Australia's APRA says climate change a focus, seeking stress tests

SYDNEY (Reuters) - Australia’s prudential regulator said on Monday it was looking to better understand the financial risks of climate change and would begin undertaking deeper assessments of the industry’s vulnerabilities in an effort to improve resilience.

The Australian Prudential Regulation Authority (APRA) was seeking to estimate the financial impact from climate change on the country’s largest financial institutions by conducting “vulnerability assessments”, board member Geoff Summerhayes said in a letter to all regulated entities.

The watchdog will also develop an industry guidance which will help provide better clarity on regulatory expectations in relation to climate-related financial risks.

“Looking ahead, the financial risks of climate change will continue to be a focus of APRA’s efforts to increase industry resilience, and more supervisory attention is being given to understanding these risks,” Summerhayes said

“This includes deeper supervisory assessments...”

The move comes as rhetoric around climate change gathers momentum, leading finance officials from the world’s 20 biggest economies on Sunday to reference it in their final communique.

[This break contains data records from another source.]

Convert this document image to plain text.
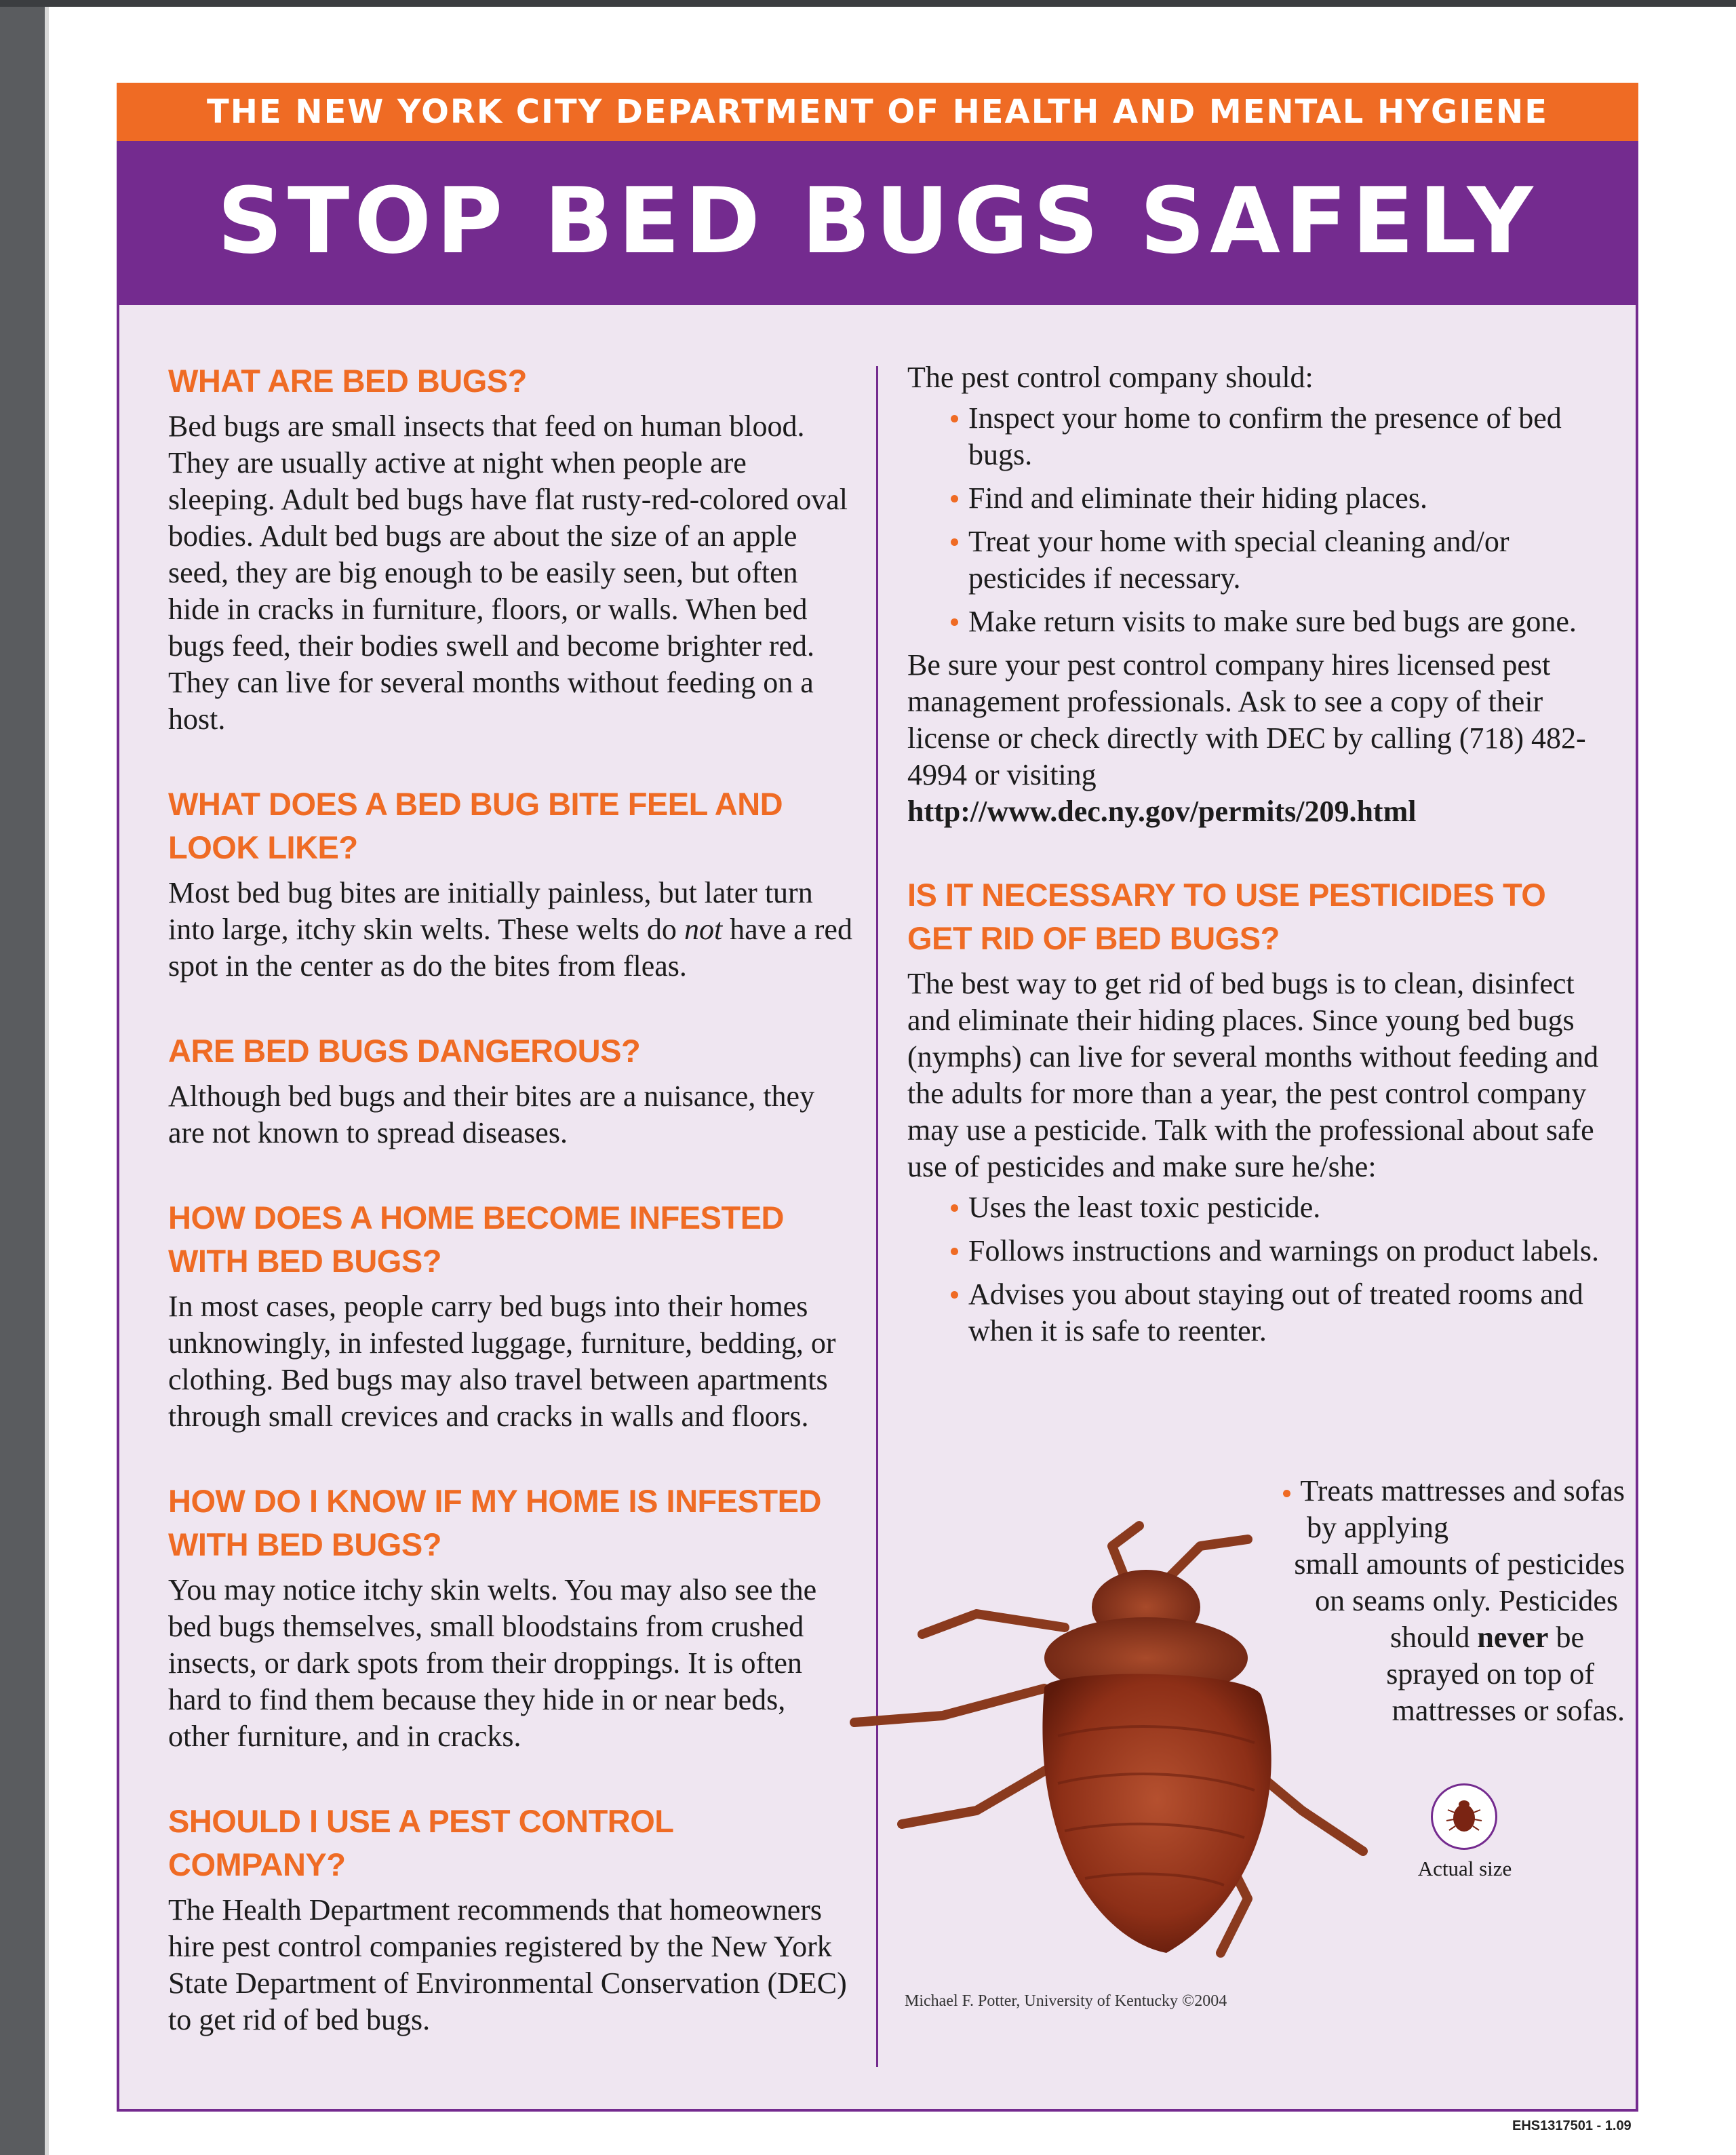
THE NEW YORK CITY DEPARTMENT OF HEALTH AND MENTAL HYGIENE
STOP BED BUGS SAFELY
WHAT ARE BED BUGS?

Bed bugs are small insects that feed on human blood. They are usually active at night when people are sleeping. Adult bed bugs have flat rusty-red-colored oval bodies. Adult bed bugs are about the size of an apple seed, they are big enough to be easily seen, but often hide in cracks in furniture, floors, or walls. When bed bugs feed, their bodies swell and become brighter red. They can live for several months without feeding on a host.

WHAT DOES A BED BUG BITE FEEL AND LOOK LIKE?

Most bed bug bites are initially painless, but later turn into large, itchy skin welts. These welts do not have a red spot in the center as do the bites from fleas.

ARE BED BUGS DANGEROUS?

Although bed bugs and their bites are a nuisance, they are not known to spread diseases.

HOW DOES A HOME BECOME INFESTED WITH BED BUGS?

In most cases, people carry bed bugs into their homes unknowingly, in infested luggage, furniture, bedding, or clothing. Bed bugs may also travel between apartments through small crevices and cracks in walls and floors.

HOW DO I KNOW IF MY HOME IS INFESTED WITH BED BUGS?

You may notice itchy skin welts. You may also see the bed bugs themselves, small bloodstains from crushed insects, or dark spots from their droppings. It is often hard to find them because they hide in or near beds, other furniture, and in cracks.

SHOULD I USE A PEST CONTROL COMPANY?

The Health Department recommends that homeowners hire pest control companies registered by the New York State Department of Environmental Conservation (DEC) to get rid of bed bugs.

The pest control company should:

Inspect your home to confirm the presence of bed bugs.
Find and eliminate their hiding places.
Treat your home with special cleaning and/or pesticides if necessary.
Make return visits to make sure bed bugs are gone.

Be sure your pest control company hires licensed pest management professionals. Ask to see a copy of their license or check directly with DEC by calling (718) 482-4994 or visiting

http://www.dec.ny.gov/permits/209.html

IS IT NECESSARY TO USE PESTICIDES TO GET RID OF BED BUGS?

The best way to get rid of bed bugs is to clean, disinfect and eliminate their hiding places. Since young bed bugs (nymphs) can live for several months without feeding and the adults for more than a year, the pest control company may use a pesticide. Talk with the professional about safe use of pesticides and make sure he/she:

Uses the least toxic pesticide.
Follows instructions and warnings on product labels.
Advises you about staying out of treated rooms and when it is safe to reenter.
Treats mattresses and sofas
by applying
small amounts of pesticides
on seams only. Pesticides
should never be
sprayed on top of
mattresses or sofas.
Actual size
Michael F. Potter, University of Kentucky ©2004
EHS1317501 - 1.09
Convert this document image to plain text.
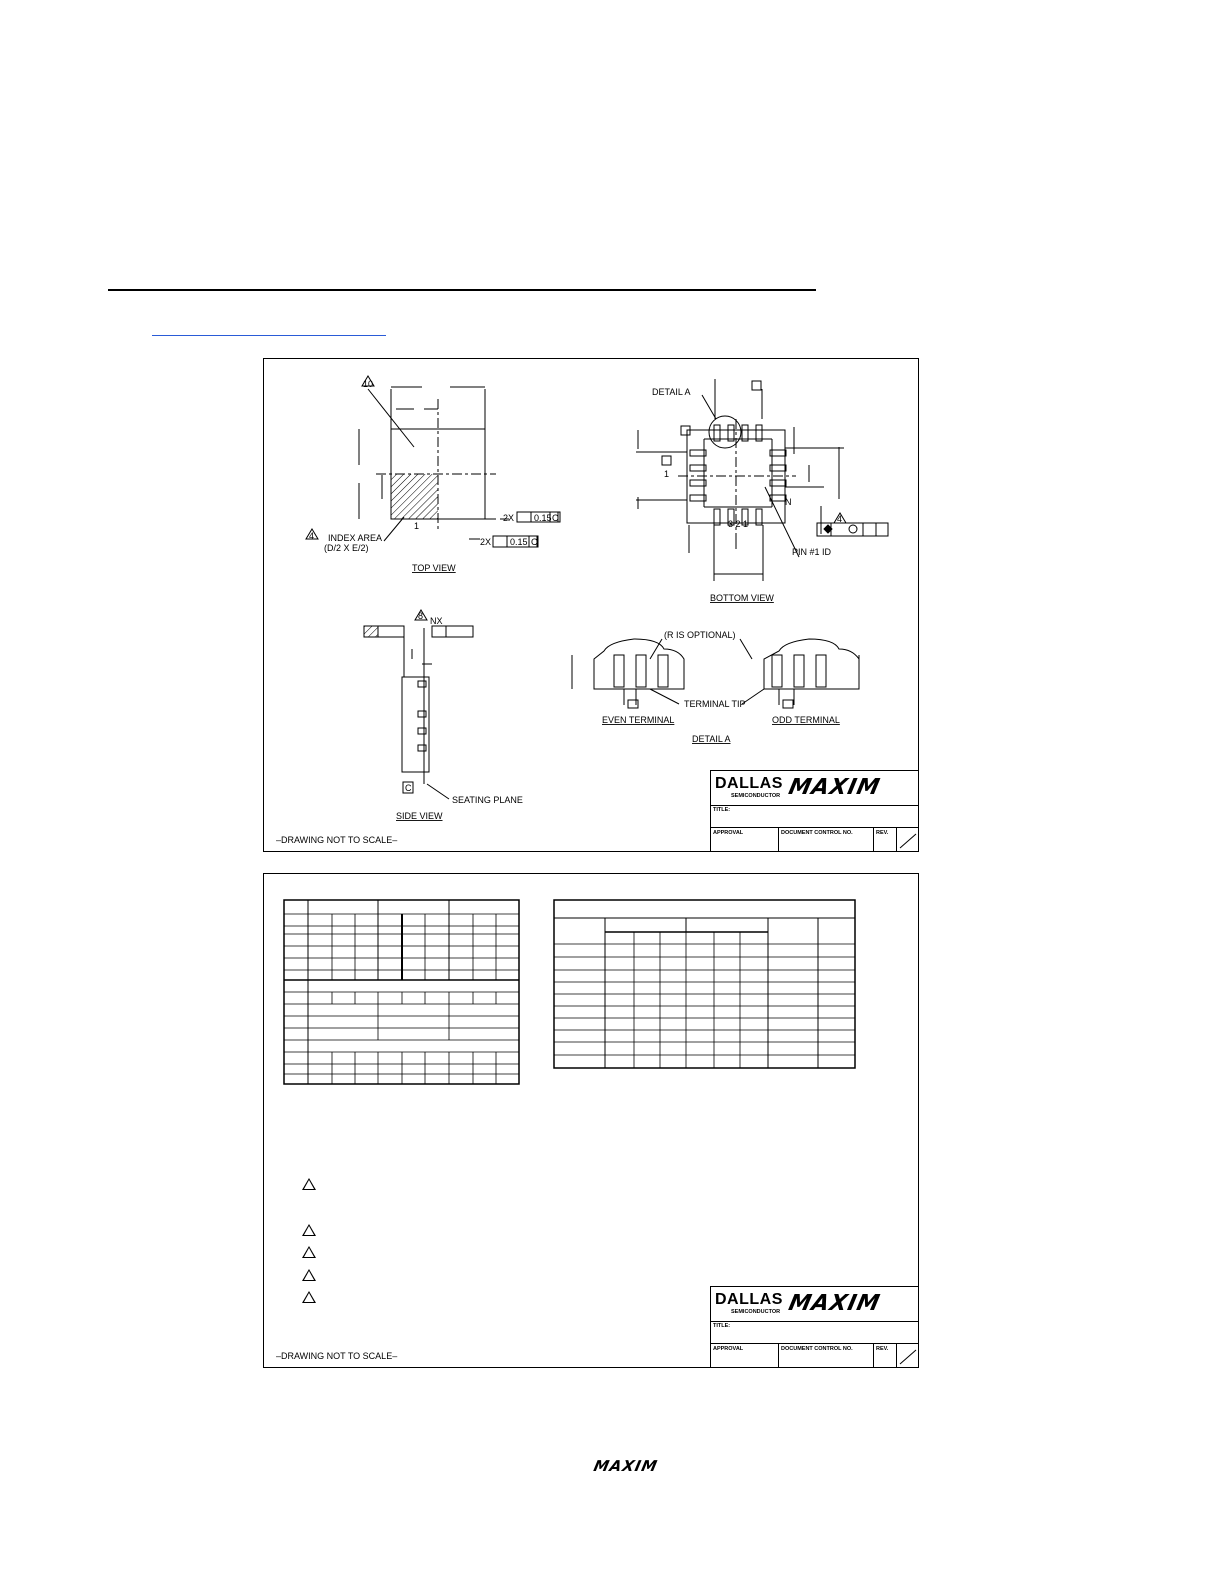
10
4 INDEX AREA
(D/2 X E/2)
1
2X 0.15 C
2X 0.15 C
TOP VIEW
DETAIL A
1
3 2 1
N
4
PIN #1 ID
BOTTOM VIEW
8 NX
C
SEATING PLANE
SIDE VIEW
(R IS OPTIONAL)
TERMINAL TIP
EVEN TERMINAL	ODD TERMINAL
DETAIL A
–DRAWING NOT TO SCALE–
DALLAS
SEMICONDUCTOR MAXIM
TITLE:
APPROVAL	DOCUMENT CONTROL NO.	REV.
–DRAWING NOT TO SCALE–
DALLAS
SEMICONDUCTOR MAXIM
TITLE:
APPROVAL	DOCUMENT CONTROL NO.	REV.
MAXIM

Global financial regulators are worried frequent extreme weather events could displace entire communities leading to stranded assets and a plunge in property values which could ultimately result in balance sheet-crippling losses for the financial sector.

APRA’s so-called “climate change financial risk vulnerability assessment” will be designed this year and executed in 2021, starting with banks. Other industries such as insurance and pension funds would follow after.

It will involve entities estimating the potential physical impacts of a changing climate, including extreme weather events, on their balance sheet, as well as the risks that may arise from the global transition to a low-carbon economy, Summerhayes added.

“Effective action now on these fronts will promote strong understanding and management of the potential financial impacts of a changing climate on current and future business prospects, allowing well-managed entities to minimize costs and optimize benefits,” he said.